Marty Webb of AT&T spoke at the same panel, likening his company to the large payers because of the scope of its employee healthcare program.

“We currently sponsor one of the largest private sector health plans in the country,” he said. “What happens at AT&T in many senses mimics what happens in the United States.”

Webb updated the crowd on AT&T’s DiabetesManager, and presented some efficacy data. He said that in an employee pilot study, 9 out of 10 employees said they’d recommend the mobile-enabled diabetes management program to a friend, and that the percent of employees checking their blood glucose daily went from 50 percent at the start of the program to 75 percent at the end.

But it’s not just private payers that are investing in mobile health innovation. The government is also seeking ways to cut the cost of Medicare and Medicaid spending, and is looking to mobile health to reduce some of those costs.
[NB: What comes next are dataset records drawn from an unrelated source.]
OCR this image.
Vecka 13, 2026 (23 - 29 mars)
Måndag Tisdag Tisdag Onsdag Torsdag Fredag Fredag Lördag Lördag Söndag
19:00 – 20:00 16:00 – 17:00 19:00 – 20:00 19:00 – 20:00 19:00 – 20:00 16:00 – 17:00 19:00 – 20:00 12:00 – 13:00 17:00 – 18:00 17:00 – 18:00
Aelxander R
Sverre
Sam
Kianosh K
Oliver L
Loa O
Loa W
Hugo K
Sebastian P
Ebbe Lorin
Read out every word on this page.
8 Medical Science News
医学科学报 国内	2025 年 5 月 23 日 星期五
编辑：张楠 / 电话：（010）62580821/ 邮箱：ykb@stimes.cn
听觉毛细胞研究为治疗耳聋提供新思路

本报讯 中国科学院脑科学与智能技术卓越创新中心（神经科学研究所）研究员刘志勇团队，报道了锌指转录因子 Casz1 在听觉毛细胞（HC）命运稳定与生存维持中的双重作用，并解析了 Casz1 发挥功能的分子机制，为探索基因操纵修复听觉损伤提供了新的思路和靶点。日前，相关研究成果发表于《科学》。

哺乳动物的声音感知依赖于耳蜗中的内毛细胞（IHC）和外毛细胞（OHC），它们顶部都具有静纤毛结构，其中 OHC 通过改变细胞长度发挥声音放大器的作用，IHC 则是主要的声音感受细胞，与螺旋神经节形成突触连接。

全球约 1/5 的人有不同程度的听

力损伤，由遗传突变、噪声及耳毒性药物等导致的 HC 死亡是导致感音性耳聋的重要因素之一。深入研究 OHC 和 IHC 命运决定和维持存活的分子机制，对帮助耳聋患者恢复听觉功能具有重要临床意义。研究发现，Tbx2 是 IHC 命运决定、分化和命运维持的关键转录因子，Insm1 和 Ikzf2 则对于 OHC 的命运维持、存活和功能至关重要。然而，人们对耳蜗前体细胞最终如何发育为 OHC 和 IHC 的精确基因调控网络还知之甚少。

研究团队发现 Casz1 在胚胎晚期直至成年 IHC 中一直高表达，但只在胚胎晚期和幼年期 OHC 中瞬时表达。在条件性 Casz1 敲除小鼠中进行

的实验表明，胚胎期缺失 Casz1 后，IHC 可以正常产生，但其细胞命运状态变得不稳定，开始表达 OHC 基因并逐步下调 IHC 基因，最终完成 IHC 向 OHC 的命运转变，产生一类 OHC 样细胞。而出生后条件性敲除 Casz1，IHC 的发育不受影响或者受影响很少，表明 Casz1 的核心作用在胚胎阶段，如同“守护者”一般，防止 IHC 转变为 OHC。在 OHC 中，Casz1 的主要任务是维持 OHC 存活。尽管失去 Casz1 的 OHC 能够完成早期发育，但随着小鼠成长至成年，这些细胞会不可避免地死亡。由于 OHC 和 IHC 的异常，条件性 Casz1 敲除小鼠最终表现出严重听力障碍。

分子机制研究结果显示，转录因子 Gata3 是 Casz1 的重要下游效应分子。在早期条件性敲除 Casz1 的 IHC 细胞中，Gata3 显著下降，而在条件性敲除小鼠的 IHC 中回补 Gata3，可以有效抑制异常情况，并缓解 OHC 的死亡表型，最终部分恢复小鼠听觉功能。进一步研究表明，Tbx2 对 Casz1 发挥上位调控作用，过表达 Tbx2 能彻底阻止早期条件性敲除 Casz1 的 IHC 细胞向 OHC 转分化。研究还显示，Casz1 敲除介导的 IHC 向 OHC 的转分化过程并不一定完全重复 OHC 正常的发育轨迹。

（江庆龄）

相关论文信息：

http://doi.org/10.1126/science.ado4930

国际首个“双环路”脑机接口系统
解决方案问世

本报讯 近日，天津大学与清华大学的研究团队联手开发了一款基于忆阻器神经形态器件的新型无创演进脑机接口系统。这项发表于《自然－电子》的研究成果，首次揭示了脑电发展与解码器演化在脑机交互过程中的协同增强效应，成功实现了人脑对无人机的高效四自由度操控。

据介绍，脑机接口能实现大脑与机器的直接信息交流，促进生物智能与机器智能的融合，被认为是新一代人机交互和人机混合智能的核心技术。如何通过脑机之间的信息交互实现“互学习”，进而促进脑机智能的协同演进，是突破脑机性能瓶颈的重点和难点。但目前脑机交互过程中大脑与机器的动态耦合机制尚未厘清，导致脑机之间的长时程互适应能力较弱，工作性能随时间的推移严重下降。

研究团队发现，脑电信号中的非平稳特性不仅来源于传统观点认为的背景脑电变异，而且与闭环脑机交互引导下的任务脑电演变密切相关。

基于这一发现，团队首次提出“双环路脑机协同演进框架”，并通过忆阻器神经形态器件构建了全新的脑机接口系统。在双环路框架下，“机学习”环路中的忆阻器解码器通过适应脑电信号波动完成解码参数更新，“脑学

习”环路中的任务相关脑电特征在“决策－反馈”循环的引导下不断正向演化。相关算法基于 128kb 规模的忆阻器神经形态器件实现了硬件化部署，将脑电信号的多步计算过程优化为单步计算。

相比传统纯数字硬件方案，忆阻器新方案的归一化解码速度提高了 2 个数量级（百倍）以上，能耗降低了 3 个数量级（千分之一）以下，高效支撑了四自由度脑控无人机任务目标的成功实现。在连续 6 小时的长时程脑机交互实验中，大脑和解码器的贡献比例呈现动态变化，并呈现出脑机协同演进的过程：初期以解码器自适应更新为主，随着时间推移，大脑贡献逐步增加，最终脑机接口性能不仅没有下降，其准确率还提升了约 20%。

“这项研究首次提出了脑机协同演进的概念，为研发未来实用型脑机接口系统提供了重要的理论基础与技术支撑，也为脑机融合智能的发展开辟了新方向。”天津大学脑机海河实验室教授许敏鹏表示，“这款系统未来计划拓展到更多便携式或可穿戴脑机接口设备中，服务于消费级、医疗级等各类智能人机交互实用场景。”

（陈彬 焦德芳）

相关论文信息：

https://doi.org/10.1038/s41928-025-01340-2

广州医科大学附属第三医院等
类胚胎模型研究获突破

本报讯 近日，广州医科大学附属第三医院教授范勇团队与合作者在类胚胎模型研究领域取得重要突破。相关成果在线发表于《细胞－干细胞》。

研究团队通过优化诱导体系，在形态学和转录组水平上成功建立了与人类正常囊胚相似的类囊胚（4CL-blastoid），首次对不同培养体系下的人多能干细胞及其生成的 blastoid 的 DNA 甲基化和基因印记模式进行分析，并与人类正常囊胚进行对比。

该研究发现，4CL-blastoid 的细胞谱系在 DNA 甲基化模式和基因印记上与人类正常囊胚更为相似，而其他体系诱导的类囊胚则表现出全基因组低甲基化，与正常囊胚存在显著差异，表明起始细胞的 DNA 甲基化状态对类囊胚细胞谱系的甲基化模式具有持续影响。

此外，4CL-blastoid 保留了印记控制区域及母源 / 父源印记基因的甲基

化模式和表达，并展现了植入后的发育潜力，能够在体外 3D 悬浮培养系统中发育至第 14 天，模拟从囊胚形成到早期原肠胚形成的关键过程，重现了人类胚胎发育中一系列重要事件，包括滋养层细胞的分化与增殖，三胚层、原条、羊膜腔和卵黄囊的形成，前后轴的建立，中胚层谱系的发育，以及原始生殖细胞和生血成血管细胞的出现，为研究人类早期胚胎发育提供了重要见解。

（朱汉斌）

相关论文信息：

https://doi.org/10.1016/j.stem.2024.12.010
The Center for Medicaid and Medicare Innovation (CMMI) also presented 107 Health Care Innovation Awards recently to programs, including mHealth programs, promising to improve quality and lower cost of care. CMMI gave an average of $8.2 million to each program. There were 2,260 applications.

Will Shrank, Director of the Center’s Rapid Cycle Evaluation Group, stressed during his remarks at the summit that these were not merely grants, but that the center would be working closely and continuously with each program to monitor progress.

“We want to be part of the solution,” he said. “We want to be much more proactive, much more involved, much more collaborative.”

“This is as symbiotic a relationship as you can possibly make. It’s not a grant. We’re not just giving you money for you to do your own thing,” Mark Wynn, Senior Advisor at CMMI said. “I think there’s something beautiful about how we’re interacting and trying to support and encourage strategies for improvement.”

The interventions receiving the awards address specific conditions in specific populations, many with chronic conditions that represent a disproportionate share of Medicaid costs. For instance, one group’s intervention was using mobile solutions specifically to counteract diabetic neuropathy in Hawaii.

“None of them are generalizable and none are ready to be immediately scaled nationally,” Shrank said. “But if we’re able to demonstrate successful models, we do have a chance to spread them.”